I am neurotypical, though I have some attributes in common with aspies like stimming, and High Sensation Seeking, while also being sensitive, and many sensory issues, particularly to bright light and loud noises, but I don't have what I understand as Autistic touch issues. I'll accept a hug from anyone, except when they don't feel safe, or their cologne is overwhelming, or whatever.

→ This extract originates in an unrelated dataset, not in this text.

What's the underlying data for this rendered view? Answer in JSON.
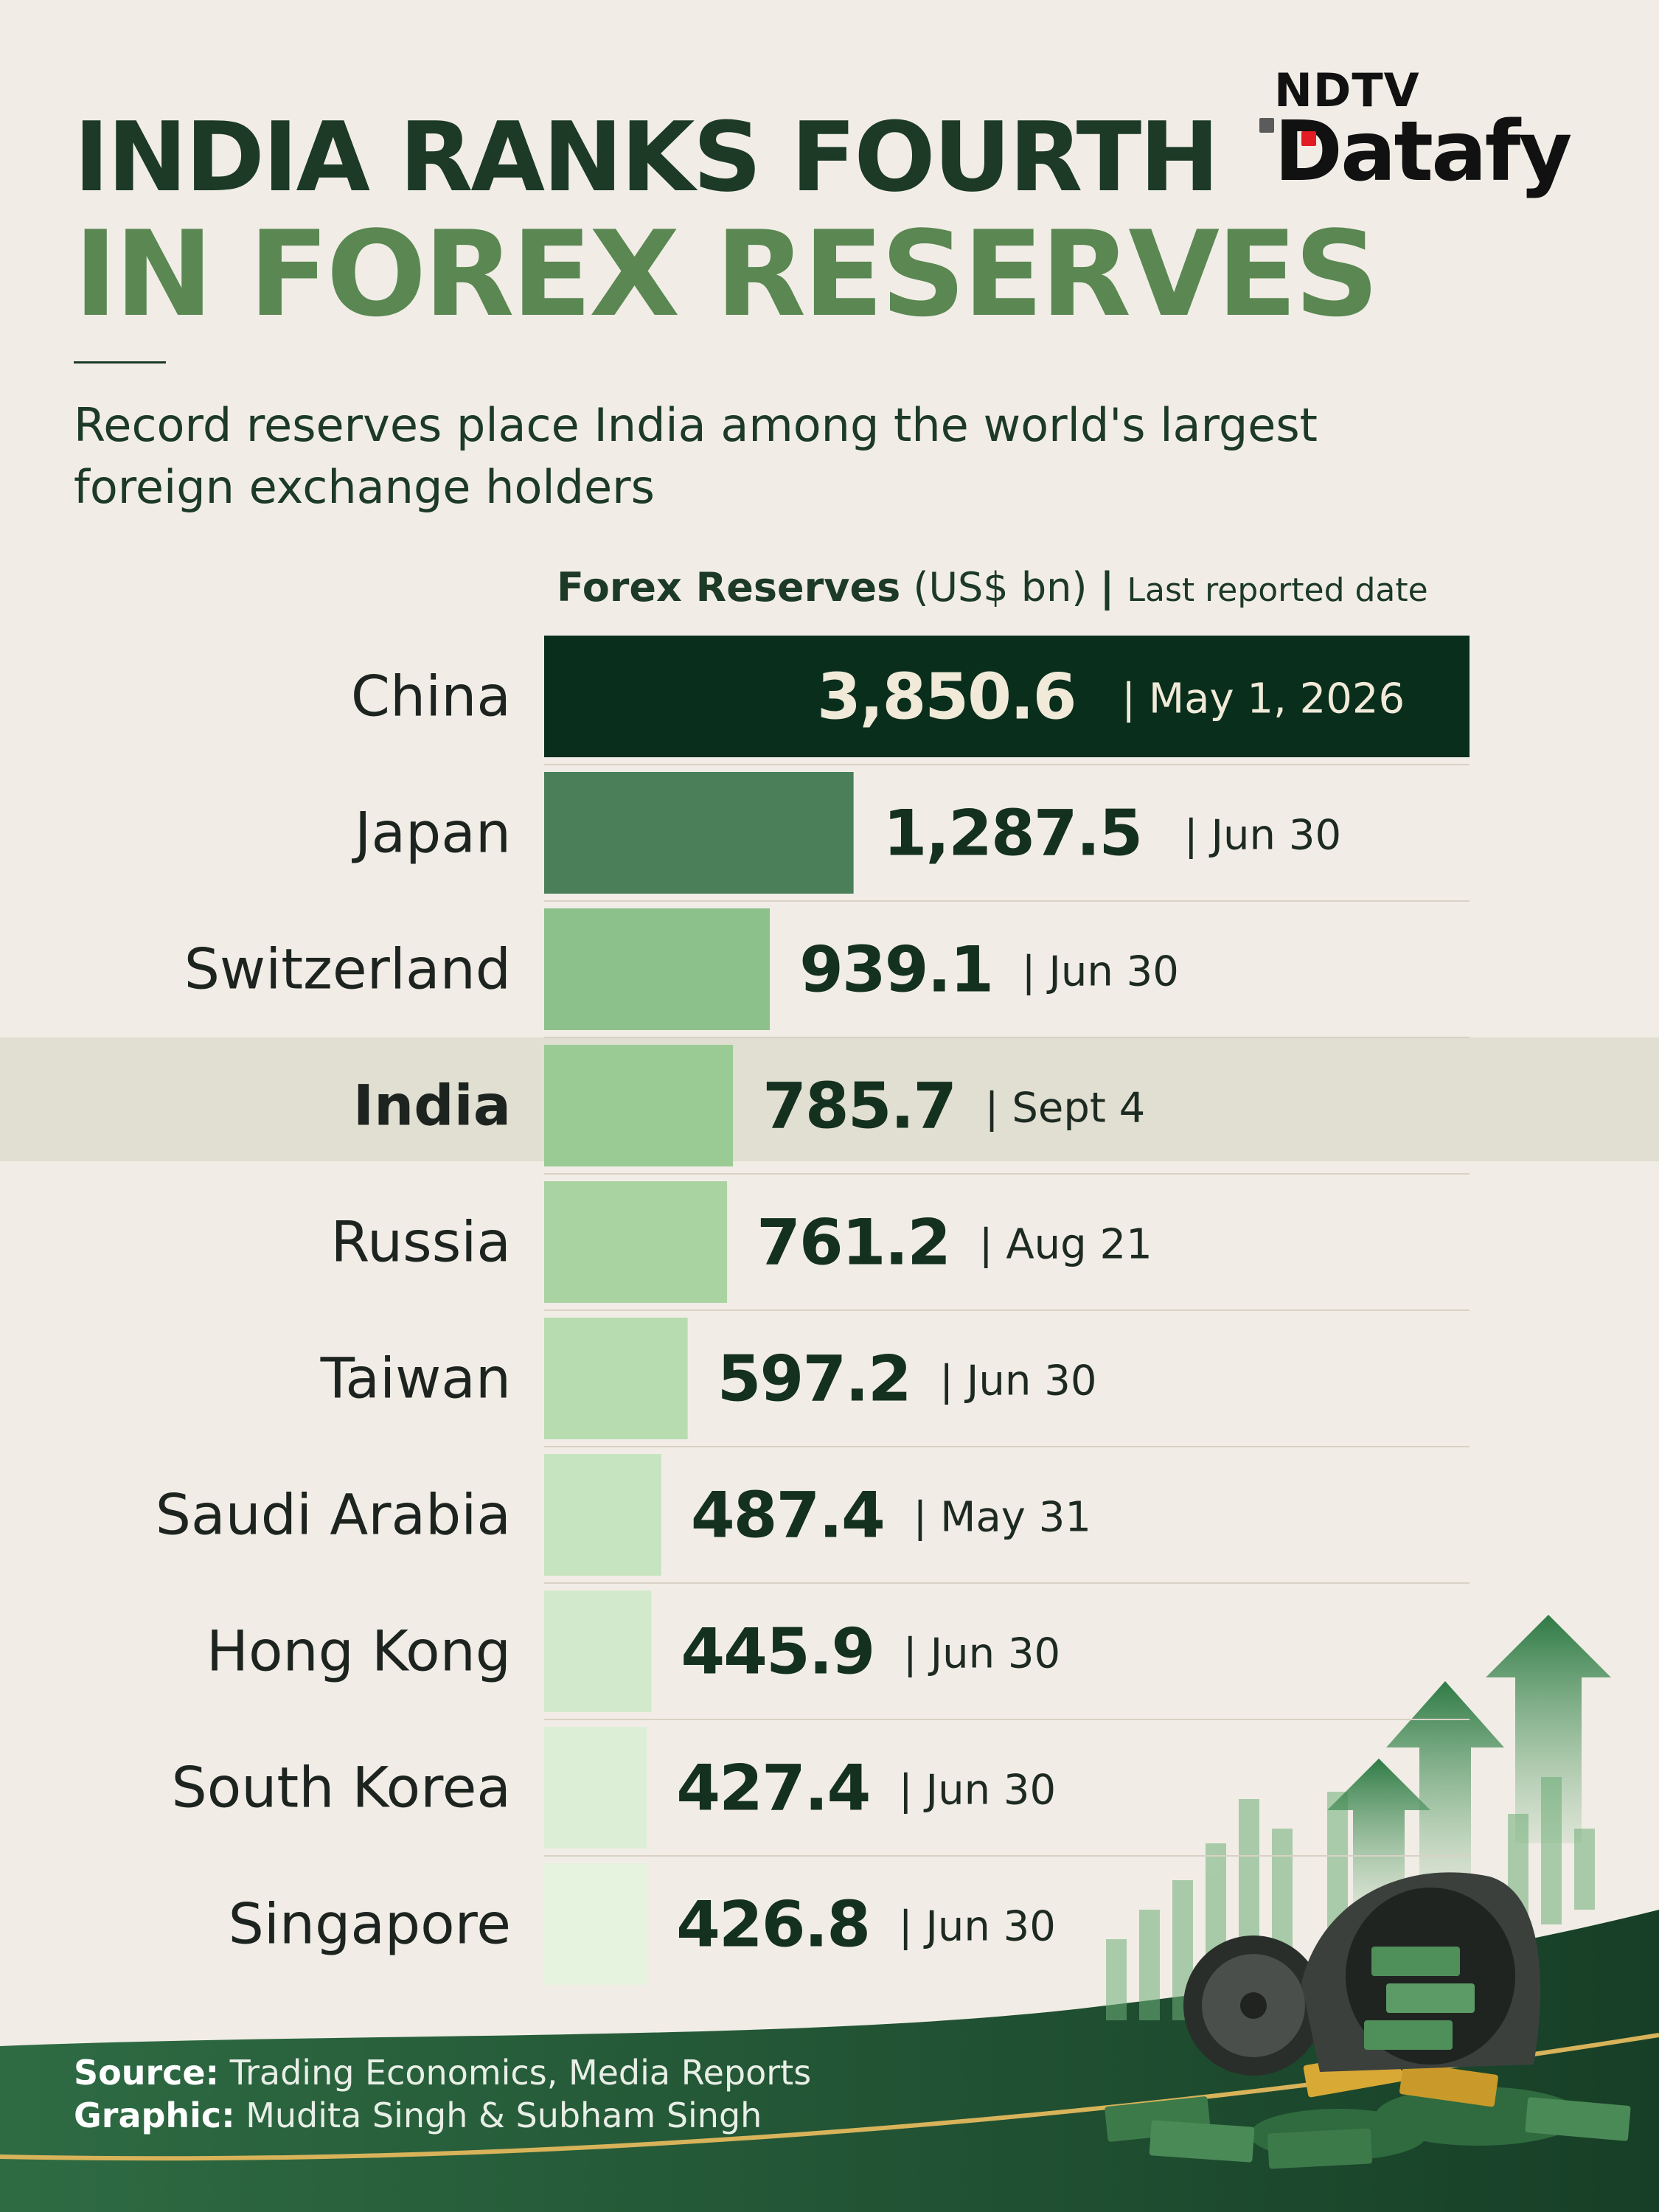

I don't think I experience meldown, but sort of something like it. Somewhere I read that the person doesn't feel it coming and suddenly finds themselves in the middle of it like an attack, and one source described it as anger toward themselves. I have no clue if that is what meltdown is, I only know what I have read, but I experience anger at myself somewhat frequently. It's like things that seem like very minor offenses cause very major consiquences. I am overly sensitive to criticism for instance, or when some oversight of mine causes me a lot of extra work, or to receive a very expensive fine, or whatever. When this happens, the problem was caused by me; some attribute of mine, like my forgetfulness, or because I misread some person's intention, or whatever, and the frustration can become overwhelming, and I sometimes take my frustration with myself, out on myself physically, I am ashamed to say. This almost never happens in public. It's not like an attack for me. I know what I am feeling and why, so I don't know if it would qualify as a meltdown.
But I identify with some of your after feelings.